At most cafes today there is a station where packets of sugar, canisters of milk and cream, and coffee stirrers are conveniently available for the personalization of each person’s hot beverage. Amid the detritus that is collected every hour, each day, week after week, year upon year, is a steady stream of coffee stirrers that are swirled once or twice around the cup and then deposited into the trash. It is a marvel to imagine how many of these stirrers are disposed every day after a single use. Or the tops of the coffee cups, also tossed away with the empty cup. Or the plastic bags we might use to carry the baked goods that accompany our hot beverage. Or the discarded bottles of ecologically produced water the purchase of which goes to help impoverished people in “developing” countries. In that one daily purchase - made daily by hundreds of thousands if not millions of people - we witness in a microcosm our disposable society.[...]
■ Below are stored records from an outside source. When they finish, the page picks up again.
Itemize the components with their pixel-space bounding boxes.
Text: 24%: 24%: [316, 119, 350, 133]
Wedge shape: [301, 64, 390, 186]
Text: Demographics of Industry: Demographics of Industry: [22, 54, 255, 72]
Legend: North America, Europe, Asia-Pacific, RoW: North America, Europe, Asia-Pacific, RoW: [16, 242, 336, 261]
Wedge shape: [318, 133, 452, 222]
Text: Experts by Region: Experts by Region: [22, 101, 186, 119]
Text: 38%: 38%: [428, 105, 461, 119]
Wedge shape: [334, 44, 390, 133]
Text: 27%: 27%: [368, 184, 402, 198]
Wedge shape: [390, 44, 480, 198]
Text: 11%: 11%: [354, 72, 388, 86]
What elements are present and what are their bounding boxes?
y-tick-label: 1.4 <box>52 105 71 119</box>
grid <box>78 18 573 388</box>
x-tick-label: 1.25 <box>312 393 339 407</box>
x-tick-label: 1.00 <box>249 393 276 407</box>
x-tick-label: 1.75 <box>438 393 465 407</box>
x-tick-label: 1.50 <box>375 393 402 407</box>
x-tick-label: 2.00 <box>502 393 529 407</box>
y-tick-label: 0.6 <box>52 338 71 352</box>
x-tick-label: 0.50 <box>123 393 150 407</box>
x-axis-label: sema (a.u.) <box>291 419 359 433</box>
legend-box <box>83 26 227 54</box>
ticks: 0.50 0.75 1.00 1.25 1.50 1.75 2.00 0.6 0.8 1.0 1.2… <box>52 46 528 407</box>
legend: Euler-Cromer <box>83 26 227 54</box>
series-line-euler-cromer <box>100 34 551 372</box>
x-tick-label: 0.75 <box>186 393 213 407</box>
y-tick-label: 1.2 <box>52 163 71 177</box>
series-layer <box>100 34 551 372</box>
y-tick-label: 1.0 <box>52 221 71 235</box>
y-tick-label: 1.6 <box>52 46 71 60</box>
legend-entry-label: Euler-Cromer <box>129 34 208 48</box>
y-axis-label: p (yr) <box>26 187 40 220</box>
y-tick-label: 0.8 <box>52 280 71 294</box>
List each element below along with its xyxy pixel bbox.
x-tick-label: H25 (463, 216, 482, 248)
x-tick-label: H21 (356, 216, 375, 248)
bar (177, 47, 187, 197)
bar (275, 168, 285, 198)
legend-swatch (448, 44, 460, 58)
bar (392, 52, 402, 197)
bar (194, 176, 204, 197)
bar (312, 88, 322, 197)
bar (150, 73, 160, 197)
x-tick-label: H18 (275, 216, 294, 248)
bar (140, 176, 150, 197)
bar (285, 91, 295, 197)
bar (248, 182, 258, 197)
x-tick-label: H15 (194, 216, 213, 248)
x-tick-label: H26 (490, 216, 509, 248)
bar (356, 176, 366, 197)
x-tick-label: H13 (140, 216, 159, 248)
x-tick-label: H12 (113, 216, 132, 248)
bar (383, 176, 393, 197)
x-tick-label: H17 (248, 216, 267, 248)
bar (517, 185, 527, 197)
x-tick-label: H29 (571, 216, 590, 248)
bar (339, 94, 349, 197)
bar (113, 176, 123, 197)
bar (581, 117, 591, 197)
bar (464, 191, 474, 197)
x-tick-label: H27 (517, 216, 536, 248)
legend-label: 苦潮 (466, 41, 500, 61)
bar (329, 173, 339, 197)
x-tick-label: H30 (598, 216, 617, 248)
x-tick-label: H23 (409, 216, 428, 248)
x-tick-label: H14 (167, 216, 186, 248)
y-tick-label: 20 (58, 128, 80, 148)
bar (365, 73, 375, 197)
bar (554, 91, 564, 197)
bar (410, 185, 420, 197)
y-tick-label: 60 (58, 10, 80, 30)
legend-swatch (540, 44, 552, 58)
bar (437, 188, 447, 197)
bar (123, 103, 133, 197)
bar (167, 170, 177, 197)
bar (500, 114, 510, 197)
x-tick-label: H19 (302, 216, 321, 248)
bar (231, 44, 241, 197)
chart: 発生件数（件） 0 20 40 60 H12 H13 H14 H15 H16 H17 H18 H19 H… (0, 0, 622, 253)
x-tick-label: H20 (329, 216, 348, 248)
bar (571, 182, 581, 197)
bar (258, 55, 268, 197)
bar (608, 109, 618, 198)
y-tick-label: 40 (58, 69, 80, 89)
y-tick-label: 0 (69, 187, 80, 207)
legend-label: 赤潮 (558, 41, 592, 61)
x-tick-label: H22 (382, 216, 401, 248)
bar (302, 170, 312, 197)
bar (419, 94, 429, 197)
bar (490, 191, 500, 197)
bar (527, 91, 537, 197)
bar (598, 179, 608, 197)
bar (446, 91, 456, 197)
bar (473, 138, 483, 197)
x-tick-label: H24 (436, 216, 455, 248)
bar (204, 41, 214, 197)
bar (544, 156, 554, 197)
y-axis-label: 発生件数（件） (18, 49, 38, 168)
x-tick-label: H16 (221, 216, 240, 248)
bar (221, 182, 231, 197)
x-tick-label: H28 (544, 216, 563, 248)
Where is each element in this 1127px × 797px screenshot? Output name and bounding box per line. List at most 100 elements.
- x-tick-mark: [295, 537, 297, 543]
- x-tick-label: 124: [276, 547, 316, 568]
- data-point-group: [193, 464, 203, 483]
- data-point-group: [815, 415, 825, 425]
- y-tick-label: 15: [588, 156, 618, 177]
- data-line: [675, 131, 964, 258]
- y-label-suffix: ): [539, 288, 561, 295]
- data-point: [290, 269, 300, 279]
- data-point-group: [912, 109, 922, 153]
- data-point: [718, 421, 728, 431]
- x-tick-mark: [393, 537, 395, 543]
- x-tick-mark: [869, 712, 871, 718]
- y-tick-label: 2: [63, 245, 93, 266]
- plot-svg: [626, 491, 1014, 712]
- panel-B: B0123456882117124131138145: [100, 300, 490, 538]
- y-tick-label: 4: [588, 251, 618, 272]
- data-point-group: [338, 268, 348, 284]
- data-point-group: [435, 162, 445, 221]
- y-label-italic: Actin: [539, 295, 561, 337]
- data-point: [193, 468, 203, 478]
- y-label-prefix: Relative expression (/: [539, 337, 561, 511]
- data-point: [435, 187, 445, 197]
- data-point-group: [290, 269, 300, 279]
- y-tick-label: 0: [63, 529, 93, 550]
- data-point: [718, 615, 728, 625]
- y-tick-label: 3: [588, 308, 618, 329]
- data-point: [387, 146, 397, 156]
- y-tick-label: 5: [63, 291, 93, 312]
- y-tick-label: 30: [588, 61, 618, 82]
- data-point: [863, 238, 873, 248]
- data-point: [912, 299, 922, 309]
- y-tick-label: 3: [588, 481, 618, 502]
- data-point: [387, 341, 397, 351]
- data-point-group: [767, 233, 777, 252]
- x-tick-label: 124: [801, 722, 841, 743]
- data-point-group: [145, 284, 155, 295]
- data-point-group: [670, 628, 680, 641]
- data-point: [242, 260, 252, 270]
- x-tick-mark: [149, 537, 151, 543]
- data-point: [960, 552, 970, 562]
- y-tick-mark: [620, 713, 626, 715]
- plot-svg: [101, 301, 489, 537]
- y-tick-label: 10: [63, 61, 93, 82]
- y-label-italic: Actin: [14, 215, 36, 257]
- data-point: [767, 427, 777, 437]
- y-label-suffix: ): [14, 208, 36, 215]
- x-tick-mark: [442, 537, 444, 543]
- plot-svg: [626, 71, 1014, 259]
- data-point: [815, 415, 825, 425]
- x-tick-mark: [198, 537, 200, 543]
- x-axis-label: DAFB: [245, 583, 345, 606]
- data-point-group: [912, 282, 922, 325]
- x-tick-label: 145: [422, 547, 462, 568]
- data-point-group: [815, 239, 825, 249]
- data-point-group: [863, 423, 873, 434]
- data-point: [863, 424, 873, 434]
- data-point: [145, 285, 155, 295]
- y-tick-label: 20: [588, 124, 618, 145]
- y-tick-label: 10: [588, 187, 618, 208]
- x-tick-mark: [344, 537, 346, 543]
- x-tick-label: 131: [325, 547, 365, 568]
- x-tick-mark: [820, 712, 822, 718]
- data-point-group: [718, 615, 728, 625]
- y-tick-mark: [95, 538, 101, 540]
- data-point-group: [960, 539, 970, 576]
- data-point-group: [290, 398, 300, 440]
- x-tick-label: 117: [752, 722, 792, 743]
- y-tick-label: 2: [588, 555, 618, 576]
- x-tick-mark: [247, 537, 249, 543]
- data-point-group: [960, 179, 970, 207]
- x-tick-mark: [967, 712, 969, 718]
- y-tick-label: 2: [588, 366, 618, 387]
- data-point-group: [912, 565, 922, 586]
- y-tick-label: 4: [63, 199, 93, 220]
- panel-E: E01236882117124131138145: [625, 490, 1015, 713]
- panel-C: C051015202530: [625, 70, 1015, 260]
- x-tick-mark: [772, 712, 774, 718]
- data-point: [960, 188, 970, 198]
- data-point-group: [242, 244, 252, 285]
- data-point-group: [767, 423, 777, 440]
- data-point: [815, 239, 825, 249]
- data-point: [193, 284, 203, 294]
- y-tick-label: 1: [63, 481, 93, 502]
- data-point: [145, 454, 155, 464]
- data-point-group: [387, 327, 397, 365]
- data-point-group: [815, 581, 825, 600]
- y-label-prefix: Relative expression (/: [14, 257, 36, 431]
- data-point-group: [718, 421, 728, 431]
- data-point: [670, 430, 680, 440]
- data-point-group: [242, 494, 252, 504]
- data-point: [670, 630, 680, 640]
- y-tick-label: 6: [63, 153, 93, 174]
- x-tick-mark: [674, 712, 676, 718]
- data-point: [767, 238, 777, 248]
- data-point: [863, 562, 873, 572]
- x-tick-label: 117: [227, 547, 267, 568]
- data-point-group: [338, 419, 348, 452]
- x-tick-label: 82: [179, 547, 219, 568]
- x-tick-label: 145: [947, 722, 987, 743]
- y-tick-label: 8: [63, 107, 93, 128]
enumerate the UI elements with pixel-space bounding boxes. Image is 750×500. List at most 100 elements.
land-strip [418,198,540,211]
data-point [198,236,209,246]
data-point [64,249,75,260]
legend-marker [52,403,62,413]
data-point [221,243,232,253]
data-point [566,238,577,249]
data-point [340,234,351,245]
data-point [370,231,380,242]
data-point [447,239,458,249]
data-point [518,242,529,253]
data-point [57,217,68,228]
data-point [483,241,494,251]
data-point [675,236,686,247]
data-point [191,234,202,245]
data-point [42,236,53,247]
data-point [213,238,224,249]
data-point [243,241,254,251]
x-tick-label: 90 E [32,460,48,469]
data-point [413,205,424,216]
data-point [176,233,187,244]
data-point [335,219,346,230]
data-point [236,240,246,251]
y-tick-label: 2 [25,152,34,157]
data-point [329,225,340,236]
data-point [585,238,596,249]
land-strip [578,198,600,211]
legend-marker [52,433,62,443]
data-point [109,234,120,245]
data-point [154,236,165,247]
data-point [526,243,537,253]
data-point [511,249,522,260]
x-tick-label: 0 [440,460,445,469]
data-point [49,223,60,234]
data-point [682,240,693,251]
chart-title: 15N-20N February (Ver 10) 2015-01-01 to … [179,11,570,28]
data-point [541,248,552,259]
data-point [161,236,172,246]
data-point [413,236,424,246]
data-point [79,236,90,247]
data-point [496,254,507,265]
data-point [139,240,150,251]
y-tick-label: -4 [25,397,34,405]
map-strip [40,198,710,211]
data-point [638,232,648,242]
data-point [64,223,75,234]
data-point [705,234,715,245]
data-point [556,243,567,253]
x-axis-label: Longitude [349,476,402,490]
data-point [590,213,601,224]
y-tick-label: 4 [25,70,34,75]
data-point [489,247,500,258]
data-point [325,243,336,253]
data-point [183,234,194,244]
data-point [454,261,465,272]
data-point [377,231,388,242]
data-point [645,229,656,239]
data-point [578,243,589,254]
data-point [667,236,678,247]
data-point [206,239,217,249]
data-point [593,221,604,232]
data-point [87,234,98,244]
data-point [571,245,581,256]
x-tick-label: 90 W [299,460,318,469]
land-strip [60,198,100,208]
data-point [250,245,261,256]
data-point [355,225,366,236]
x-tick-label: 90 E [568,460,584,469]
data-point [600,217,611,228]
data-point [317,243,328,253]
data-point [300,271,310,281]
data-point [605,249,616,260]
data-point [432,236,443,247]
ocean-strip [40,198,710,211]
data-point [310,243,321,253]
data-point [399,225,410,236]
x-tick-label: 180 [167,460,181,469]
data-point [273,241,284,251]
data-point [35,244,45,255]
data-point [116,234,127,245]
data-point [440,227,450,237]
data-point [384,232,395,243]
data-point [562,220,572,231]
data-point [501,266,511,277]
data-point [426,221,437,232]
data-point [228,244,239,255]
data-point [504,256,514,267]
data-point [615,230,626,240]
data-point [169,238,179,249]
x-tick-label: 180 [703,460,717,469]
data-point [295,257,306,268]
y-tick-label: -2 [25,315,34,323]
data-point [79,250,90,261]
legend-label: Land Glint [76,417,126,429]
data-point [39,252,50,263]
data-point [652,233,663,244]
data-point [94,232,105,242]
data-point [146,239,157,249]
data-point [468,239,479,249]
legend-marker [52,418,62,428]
From time immemorial human beings have sought some way to create momentos or monuments that would stand the test of time, beyond not only our own lifetime and that of our children, but as testimony to what we are and were to future civilizations yet unknown and unknowable. From the epics of Homer or the story of Gilgamesh to the pyramids of Egypt to the Icelandic sagas to the humble gravestones found in ancient churchyards, humans have sought some form of permanence in a world that inevitably all but erases the presence of each generation from the distant future. Yet, when sometimes we imagine the sentient beings that may settle on the layers of earth that will someday cover our surface - or the visitors from some other planet who will arrive here after life as we know it has ceased - and imagine that what they will discover, we picture their unearthing of a civilization that wrapped the earth in a layer of plastic. The things we throw out most readily - without thought or hesitation - will be the very things that will prove to be the most lasting substance known to any civilization of human being. How is it that we came to dispose so readily of something so permanent, when so many generations that preceded us worked so mightily to preserve even those things that are fleeting?
Read the whole thing–which I don’t agree with in toto but is interesting and thought-provoking nonetheless.

There’s a certain class issue left out - children and lower class people used to always pour the milk and sweetener in first, eliminating the need for a spoon to stir it with. Just like lawns were the pervue of the wealthy.